Looks like I’m not the only one that thinks Anderson’s approach is a little drastic: Cosmic Variance noted:

“Sometimes it will be hard, or impossible, to discover simple models explaining huge collections of messy data taken from noisy, nonlinear phenomena. But it doesn’t mean we shouldn’t try. Hypotheses aren’t simply useful tools in some potentially outmoded vision of science; they are the whole point. Theory is understanding, and understanding our world is what science is all about.” (see http://cosmicvariance.com/2008/07/01/what-good-is-a-theory/)

Posted by Lisa Agustin on July 17, 2008 at 10:56 am  

Anderson is partly right in that computers have created a field of study sometimes called “experimental mathematics.”

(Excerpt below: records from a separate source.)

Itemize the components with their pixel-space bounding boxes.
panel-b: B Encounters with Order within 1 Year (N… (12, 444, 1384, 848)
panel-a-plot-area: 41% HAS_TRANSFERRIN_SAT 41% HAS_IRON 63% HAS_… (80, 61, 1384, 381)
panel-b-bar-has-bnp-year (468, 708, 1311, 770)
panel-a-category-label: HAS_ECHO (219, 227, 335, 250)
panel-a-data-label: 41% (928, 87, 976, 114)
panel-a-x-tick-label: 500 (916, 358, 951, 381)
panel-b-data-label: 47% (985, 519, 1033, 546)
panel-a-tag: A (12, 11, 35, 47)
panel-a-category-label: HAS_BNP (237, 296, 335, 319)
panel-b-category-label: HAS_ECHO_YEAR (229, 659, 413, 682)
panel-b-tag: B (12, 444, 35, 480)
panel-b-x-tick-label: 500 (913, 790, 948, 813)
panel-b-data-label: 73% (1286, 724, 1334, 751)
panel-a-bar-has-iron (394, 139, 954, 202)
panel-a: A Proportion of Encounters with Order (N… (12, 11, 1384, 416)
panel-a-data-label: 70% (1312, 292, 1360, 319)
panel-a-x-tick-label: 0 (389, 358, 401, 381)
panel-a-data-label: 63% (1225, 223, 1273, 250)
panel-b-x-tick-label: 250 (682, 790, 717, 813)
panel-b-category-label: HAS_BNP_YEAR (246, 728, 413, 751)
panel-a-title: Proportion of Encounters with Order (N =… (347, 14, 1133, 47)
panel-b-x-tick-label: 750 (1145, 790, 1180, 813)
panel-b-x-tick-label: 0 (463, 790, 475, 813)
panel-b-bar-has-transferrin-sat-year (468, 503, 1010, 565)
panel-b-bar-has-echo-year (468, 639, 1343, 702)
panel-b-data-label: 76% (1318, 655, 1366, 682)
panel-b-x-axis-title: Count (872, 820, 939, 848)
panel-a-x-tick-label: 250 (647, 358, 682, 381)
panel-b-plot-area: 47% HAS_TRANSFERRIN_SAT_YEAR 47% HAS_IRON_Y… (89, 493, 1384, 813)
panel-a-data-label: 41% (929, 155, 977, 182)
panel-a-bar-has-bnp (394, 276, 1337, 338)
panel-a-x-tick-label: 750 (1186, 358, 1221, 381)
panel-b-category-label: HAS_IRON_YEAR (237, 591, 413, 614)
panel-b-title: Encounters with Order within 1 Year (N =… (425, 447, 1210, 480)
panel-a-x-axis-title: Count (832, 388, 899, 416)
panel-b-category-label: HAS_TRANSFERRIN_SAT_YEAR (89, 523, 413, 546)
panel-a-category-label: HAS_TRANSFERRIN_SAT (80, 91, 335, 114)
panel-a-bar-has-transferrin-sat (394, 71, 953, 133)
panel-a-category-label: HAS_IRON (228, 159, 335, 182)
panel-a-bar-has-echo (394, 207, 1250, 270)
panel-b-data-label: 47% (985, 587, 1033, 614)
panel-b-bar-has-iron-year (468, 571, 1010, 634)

But otherwise, he sounds a little starstruck. Having a lot of data doesn’t do much unless you know what you’re looking for. Anderson’s example of J. Craig Venter’s research sounds impressive, but it doesn’t help Anderson’s thesis. Venter, after all, had a hypothesis and a model and a test. He had a model for the type of data he was looking for, a hypothesis for where to look for it, and a sequencing test to determine if he found it.

So today’s experimentalists have better tools at their disposal than those in the past. Other than that, what’s Anderson’s point?